Life wasn't fair.
No, not at all.
But why should it be? Was that its purpose, to be fair?
No-it was horrible and wonderful and terrible and exciting. It was frightening and exhilarating.
"Haven't seen you around lately." He nodded cordially to an old friend.
"Haven't had the need to search anyone out." She smiled at an old enemy. "Anything new?"
"Could Gourry understand mathematics?" He joked to an almost lover.
"Good point. I can't believe I forgot how dull your life is." She mocked a temporary crush.
"Dinner?"
"Me or you?"
"Me, of course; am I to expect you to pay for your own meals now?"
"Just wondering if you recalled."
"How could I forget?"
She quirked an eyebrow at something only she would ever understand. "Why should you remember?"
And life was inside out, turned around, like having a sheath in a sword instead of a sword in a sheath.
Like having milk instead of ale.
Like…like falling in love with the one man she couldn't have, because he would live and she would die. He would live on as an immortal and she would die for him and he would be happy, and then she would die for herself and she would find rest.
"How is Amelia?" An old friend asked an old enemy and pretended that she didn't know.
"Wonderful and the same. I would swear that she lives on caffeine, but that seems to be my job." He smiled and chuckled and pretended that this was all a game.
"Had any kids?" and her elbow found it's way into his side, but instead of him wincing in pain, she cradled a now bruised elbow. "Ow, I never can seem to remember."
"No, but I found a spell." He smiled and laughed with her and they kept up the act until he finally reached for her arm. "Let me see it." He demanded, and acted like it mattered.
"No." she teased, and acted like nothing hurt.
But he didn't know she knew, just as the young, buxom sorceress didn't know she knew that the girl didn't really care. It was all a game for her; her young mind, untouched and unscarred. Love for her was like a trickle of water creeping into the ocean. Love for her was like watering a sapling when she could have been growing an oak.
Love for her was as a chimera man, dressed in fancy garments he didn't like, surrounded by snobby people who didn't like him, and suffering through the puppy affections that made it all the more stifling.
"So how does it feel to be king, eh?"
"How does it feel to be undefeatable?"
And they looked at each other and knew that they were tired and sad and that everything was old.
"Why do you stay?"
"Why should I leave?"
"Why do you keep answering questions with questions?"
"Why do you keep asking?"
When would she figure it out? When she was twenty? Fifty? Older? Stone doesn't age, demons don't age, and as a mixture of both, an inhuman specimen, a stone demon won't age.

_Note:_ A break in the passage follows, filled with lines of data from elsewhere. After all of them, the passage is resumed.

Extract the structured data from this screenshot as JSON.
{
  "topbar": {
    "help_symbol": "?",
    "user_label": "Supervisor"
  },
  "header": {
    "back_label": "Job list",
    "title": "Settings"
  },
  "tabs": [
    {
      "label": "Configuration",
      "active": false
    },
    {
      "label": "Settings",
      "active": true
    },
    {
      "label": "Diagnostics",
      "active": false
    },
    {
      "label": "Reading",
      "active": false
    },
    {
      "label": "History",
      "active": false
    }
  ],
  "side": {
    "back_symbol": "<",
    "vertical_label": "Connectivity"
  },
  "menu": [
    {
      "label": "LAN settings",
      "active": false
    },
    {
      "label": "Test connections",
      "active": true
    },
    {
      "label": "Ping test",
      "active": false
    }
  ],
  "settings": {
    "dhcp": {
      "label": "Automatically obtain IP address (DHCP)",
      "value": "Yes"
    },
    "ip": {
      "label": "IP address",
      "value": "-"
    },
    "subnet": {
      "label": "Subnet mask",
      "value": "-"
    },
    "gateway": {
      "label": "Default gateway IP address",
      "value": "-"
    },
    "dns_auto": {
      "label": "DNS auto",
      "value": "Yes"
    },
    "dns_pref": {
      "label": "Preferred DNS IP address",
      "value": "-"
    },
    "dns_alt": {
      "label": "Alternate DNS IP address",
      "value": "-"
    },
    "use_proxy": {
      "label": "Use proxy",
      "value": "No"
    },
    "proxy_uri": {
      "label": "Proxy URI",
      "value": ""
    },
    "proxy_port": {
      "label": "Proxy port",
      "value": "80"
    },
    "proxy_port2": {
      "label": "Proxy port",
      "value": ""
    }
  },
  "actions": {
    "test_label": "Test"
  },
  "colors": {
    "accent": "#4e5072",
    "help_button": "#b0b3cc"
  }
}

Trapped forever in a body he hated, with a woman he didn't love, surrounded by people who smiled and waved and were fake; remembering the times with people who liked him for who he was, and never knowing that he could have held the love of another like him. When he looked in the mirror, he saw a monster in a monster, but she saw a human in the monster.
"You said you found a spell?"
"Yes."
"Why haven't you tried it?"
"Because it doesn't work."
"But you haven't tried it."
"Do I really need to?"
What could she say? Yes-go ahead-she didn't mind. She would watch as he got smothered in a love he didn't want, and she suffered through unrequited grief, pity, and reluctant memory.
Life was like a box of chocolates. She never knew how quickly it went until it was gone and gone and she looked and saw that it was never coming back.
So she sat there and watched him live through it all. She knew his thoughts, felt his pain, and stayed his silent redemption in a world where too much love smothered and too little starved. He had had both at the same time, different times, equal times. It never stayed the same, and in a world ever changing he never grew up until the end, where he became a man and never a teenager.
"Have you ever thought-what would have happened?"
"Every time I hear a story."
"What kind of story?"
"The adventurous kind. Just like ours."
"There is no story like ours."
"But it is one, now."
"Yes, I suppose we will all be legends."
"Is that a good thing?"
"Depends on what the legends say."
What was the difference between them? They lied and cheated and acted and if they were to be honest it would not be truly them. But he lied with a straight face and she acted with a long one. He stayed calm and often sadistic. She took it out on the world. He pitied himself. She did too, but wouldn't let him know that.
She stares at things now and pictures what made them and why they made them and if there was a reason. Why is there a painting? Who would have painted the painting? Why would they spend a week of their time, hard at work over this priceless piece of work, when it will only get burned and destroyed and then it would all be over.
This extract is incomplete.